I wrote this on Sunday. And then last night, I watched, as we all did, the swearing-in of a new Supreme Court justice with a record of being hostile to issues that impact women. In a historic rush before the election. At night. By not-the-Chief-Justice. Standing up with three men, two of whom (Donald Trump and Clarence Thomas) are on the record with actions that have harmed the rights of women. For an appointment that a majority in the Senate prioritized over economic relief during a pandemic (which — as I talk about below — could have disproportionately helped women). It feels creepy, at best — and perhaps apocalyptic.
Do you also have a pit in your stomach as we approach Election Day (or more accurately, the last day of voting)?
It may be because everywhere we turn, we’re told how high the stakes are. And it may be because the rancor is so strong.
It may also be because of what 2020 has, uniquely, taught us: We understand that this pandemic has been awful for everyone. But it has drawn into stark relief that a faulty health care system hurts women more as the health crisis continues to cause ripple effects that throw the demands of family care disproportionately on us.
And from there — those disproportionate demands of family care — we can draw a direct line to a reversal of women’s economic and financial progress.
There are perhaps decades’ worth of economic progress being destroyed in 2020, hurting women more, right in front of us.
And we know that from there — we can draw a direct line from women’s financial equality to full equality in our society. When we lose financial ground, we lose ground. Period.
So: A leaky health care system = more caregiving responsibility for women = lost financial progress for women = less equality for women.

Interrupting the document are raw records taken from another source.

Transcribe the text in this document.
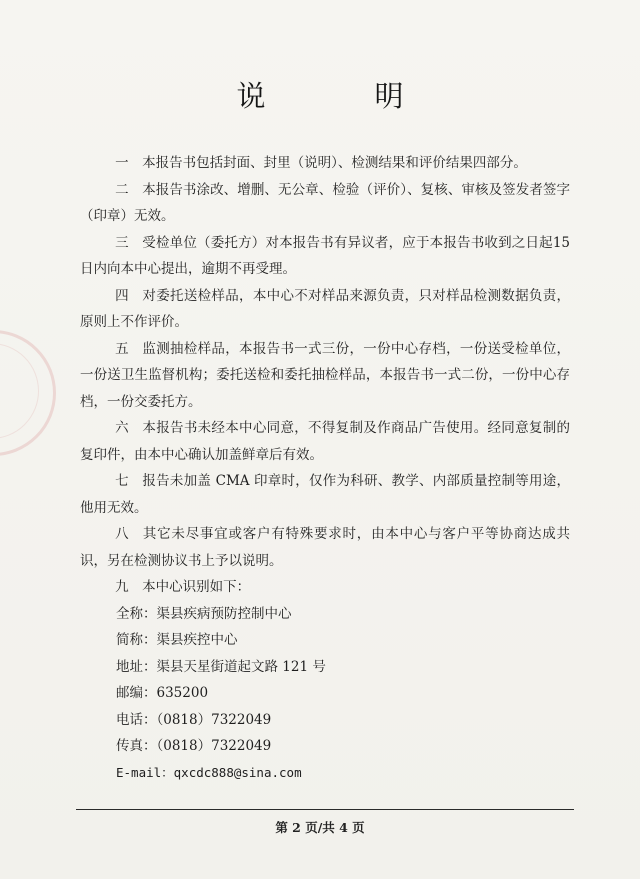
说　明

一 本报告书包括封面、封里（说明）、检测结果和评价结果四部分。

二 本报告书涂改、增删、无公章、检验（评价）、复核、审核及签发者签字（印章）无效。

三 受检单位（委托方）对本报告书有异议者，应于本报告书收到之日起15日内向本中心提出，逾期不再受理。

四 对委托送检样品，本中心不对样品来源负责，只对样品检测数据负责，原则上不作评价。

五 监测抽检样品，本报告书一式三份，一份中心存档，一份送受检单位，一份送卫生监督机构；委托送检和委托抽检样品，本报告书一式二份，一份中心存档，一份交委托方。

六 本报告书未经本中心同意，不得复制及作商品广告使用。经同意复制的复印件，由本中心确认加盖鲜章后有效。

七 报告未加盖 CMA 印章时，仅作为科研、教学、内部质量控制等用途，他用无效。

八 其它未尽事宜或客户有特殊要求时，由本中心与客户平等协商达成共识，另在检测协议书上予以说明。

九 本中心识别如下：

全称：渠县疾病预防控制中心
简称：渠县疾控中心
地址：渠县天星街道起文路 121 号
邮编：635200
电话：（0818）7322049
传真：（0818）7322049
E-mail：qxcdc888@sina.com
第 2 页/共 4 页
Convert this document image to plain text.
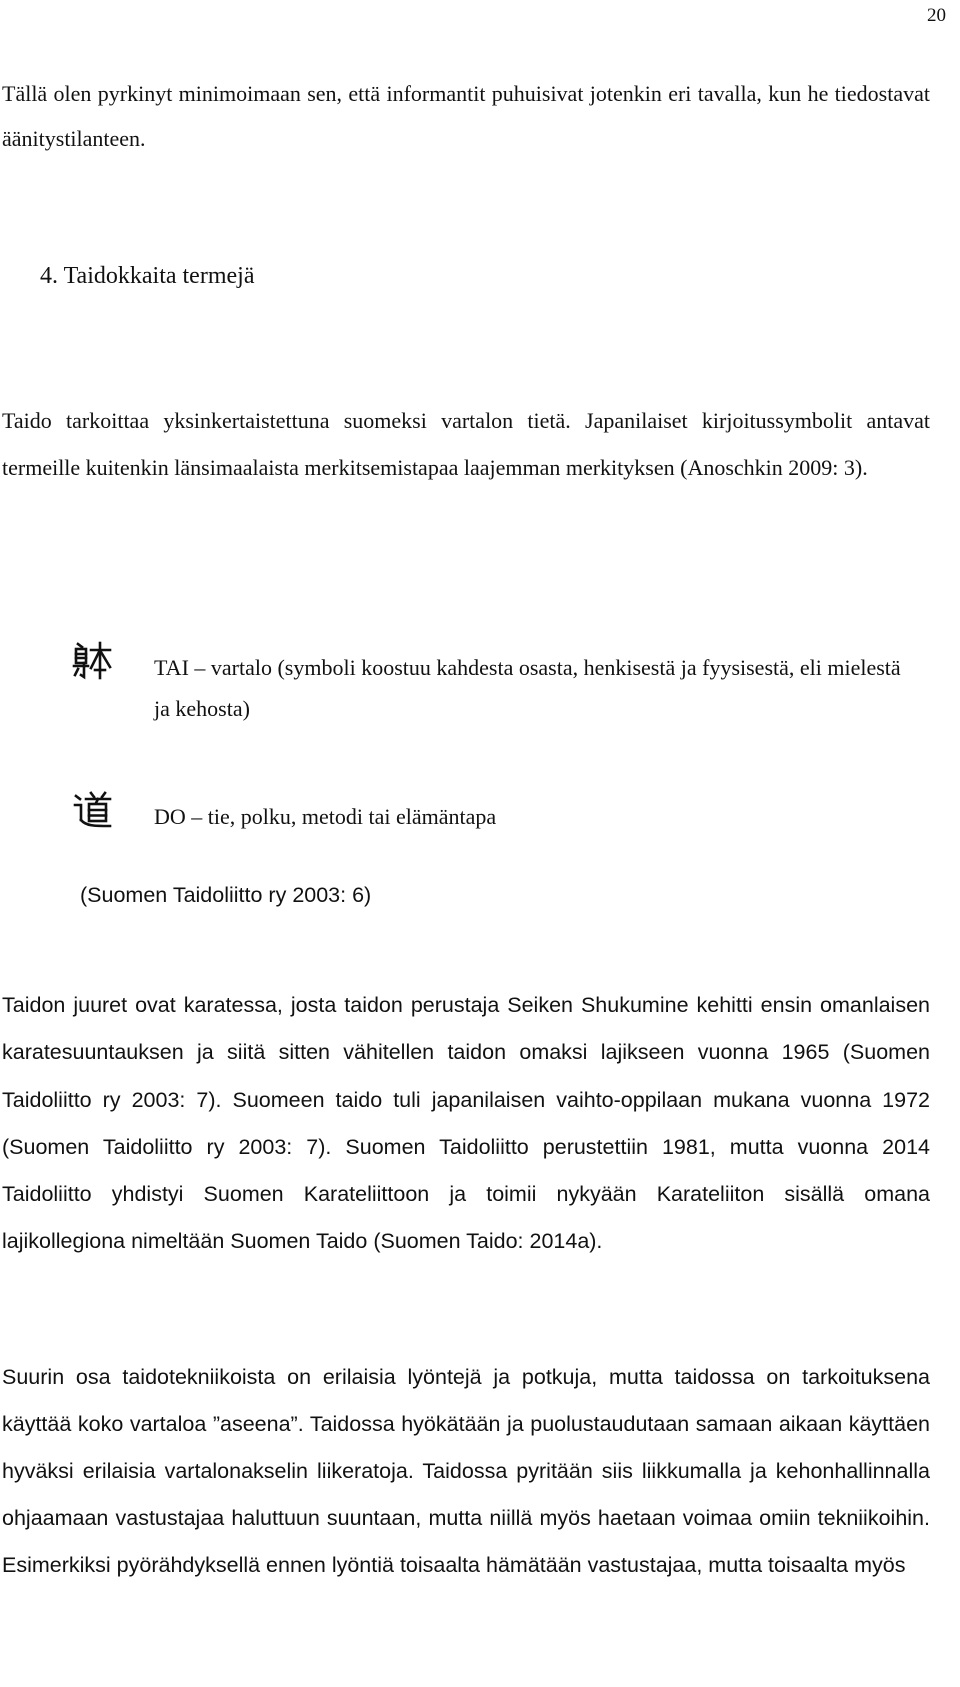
20

Tällä olen pyrkinyt minimoimaan sen, että informantit puhuisivat jotenkin eri tavalla, kun he tiedostavat äänitystilanteen.

4. Taidokkaita termejä

Taido tarkoittaa yksinkertaistettuna suomeksi vartalon tietä. Japanilaiset kirjoitussymbolit antavat termeille kuitenkin länsimaalaista merkitsemistapaa laajemman merkityksen (Anoschkin 2009: 3).

TAI – vartalo (symboli koostuu kahdesta osasta, henkisestä ja fyysisestä, eli mielestä ja kehosta)
DO – tie, polku, metodi tai elämäntapa

(Suomen Taidoliitto ry 2003: 6)

Taidon juuret ovat karatessa, josta taidon perustaja Seiken Shukumine kehitti ensin omanlaisen karatesuuntauksen ja siitä sitten vähitellen taidon omaksi lajikseen vuonna 1965 (Suomen Taidoliitto ry 2003: 7). Suomeen taido tuli japanilaisen vaihto-oppilaan mukana vuonna 1972 (Suomen Taidoliitto ry 2003: 7). Suomen Taidoliitto perustettiin 1981, mutta vuonna 2014 Taidoliitto yhdistyi Suomen Karateliittoon ja toimii nykyään Karateliiton sisällä omana lajikollegiona nimeltään Suomen Taido (Suomen Taido: 2014a).

Suurin osa taidotekniikoista on erilaisia lyöntejä ja potkuja, mutta taidossa on tarkoituksena käyttää koko vartaloa ”aseena”. Taidossa hyökätään ja puolustaudutaan samaan aikaan käyttäen hyväksi erilaisia vartalonakselin liikeratoja. Taidossa pyritään siis liikkumalla ja kehonhallinnalla ohjaamaan vastustajaa haluttuun suuntaan, mutta niillä myös haetaan voimaa omiin tekniikoihin. Esimerkiksi pyörähdyksellä ennen lyöntiä toisaalta hämätään vastustajaa, mutta toisaalta myös
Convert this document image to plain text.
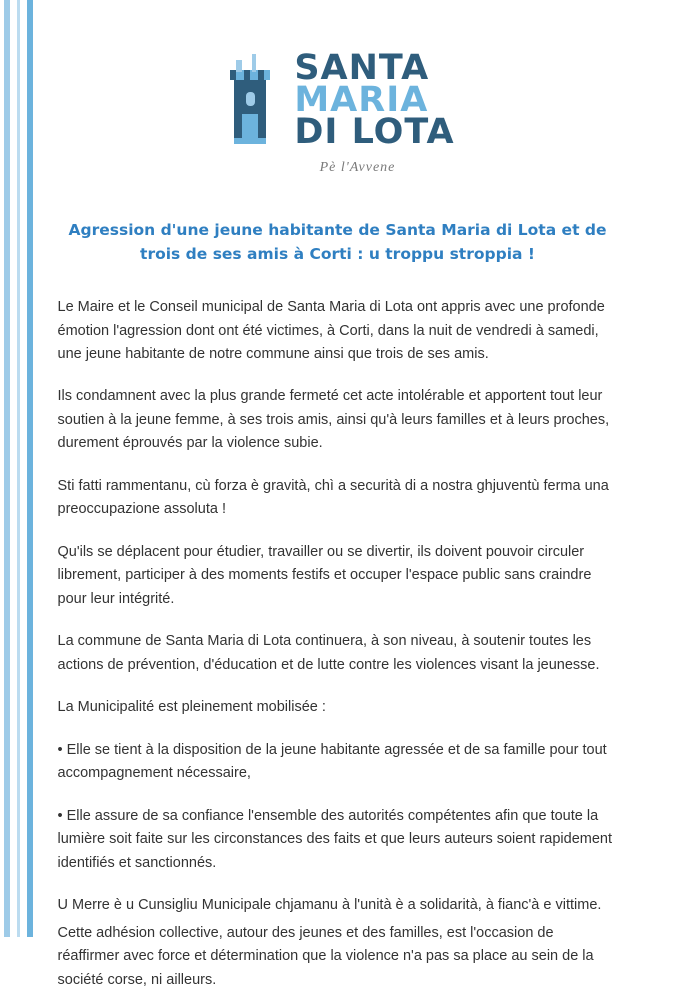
SANTA
MARIA
DI LOTA
Pè l'Avvene
Agression d'une jeune habitante de Santa Maria di Lota et de trois de ses amis à Corti : u troppu stroppia !

Le Maire et le Conseil municipal de Santa Maria di Lota ont appris avec une profonde émotion l'agression dont ont été victimes, à Corti, dans la nuit de vendredi à samedi, une jeune habitante de notre commune ainsi que trois de ses amis.

Ils condamnent avec la plus grande fermeté cet acte intolérable et apportent tout leur soutien à la jeune femme, à ses trois amis, ainsi qu'à leurs familles et à leurs proches, durement éprouvés par la violence subie.

Sti fatti rammentanu, cù forza è gravità, chì a securità di a nostra ghjuventù ferma una preoccupazione assoluta !

Qu'ils se déplacent pour étudier, travailler ou se divertir, ils doivent pouvoir circuler librement, participer à des moments festifs et occuper l'espace public sans craindre pour leur intégrité.

La commune de Santa Maria di Lota continuera, à son niveau, à soutenir toutes les actions de prévention, d'éducation et de lutte contre les violences visant la jeunesse.

La Municipalité est pleinement mobilisée :

• Elle se tient à la disposition de la jeune habitante agressée et de sa famille pour tout accompagnement nécessaire,

• Elle assure de sa confiance l'ensemble des autorités compétentes afin que toute la lumière soit faite sur les circonstances des faits et que leurs auteurs soient rapidement identifiés et sanctionnés.

U Merre è u Cunsigliu Municipale chjamanu à l'unità è a solidarità, à fianc'à e vittime.

Cette adhésion collective, autour des jeunes et des familles, est l'occasion de réaffirmer avec force et détermination que la violence n'a pas sa place au sein de la société corse, ni ailleurs.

A few years ago, we could have argued this hypothetically. In 2020, it’s been happening right in front of our own damn eyes.
And it’s not just the health care system that has this type of domino effect: It holds for the environment (when our planet burns, it hurts everyone, but hurts women more) and for gun violence (it hurts everyone, but hurts women more). And, of course, laws restricting women’s access to an already faulty health care system speed things up even more.
A New York Times article last weekend noted that women don’t necessarily vote based on “women’s issues,” like the ERA or equal pay or abortion. But there are differences in how the genders vote, with “women demonstrating greater compassion and nurturance, rejection of force and violence, and concern with interpersonal relations.”
OK, I can live with that. Particularly if women will be the deciders of this election, and thus of our future.
But I would argue that the opposite of what “hurts women more” is also true. And that if we women vote with our own interests in mind, it helps us, and it helps our families, too. One more time: Women having more power and greater equality helps our families, too.
The “selfish vote” becomes the generous vote.
Because do we want any of our children to have to live through another dumpster fire like 2020??
If you’re a poll worker, thank you. If you’ve voted or are voting, thank you. If you’re encouraging other women to vote, thank you. If you’re running for office, thank you, thank you.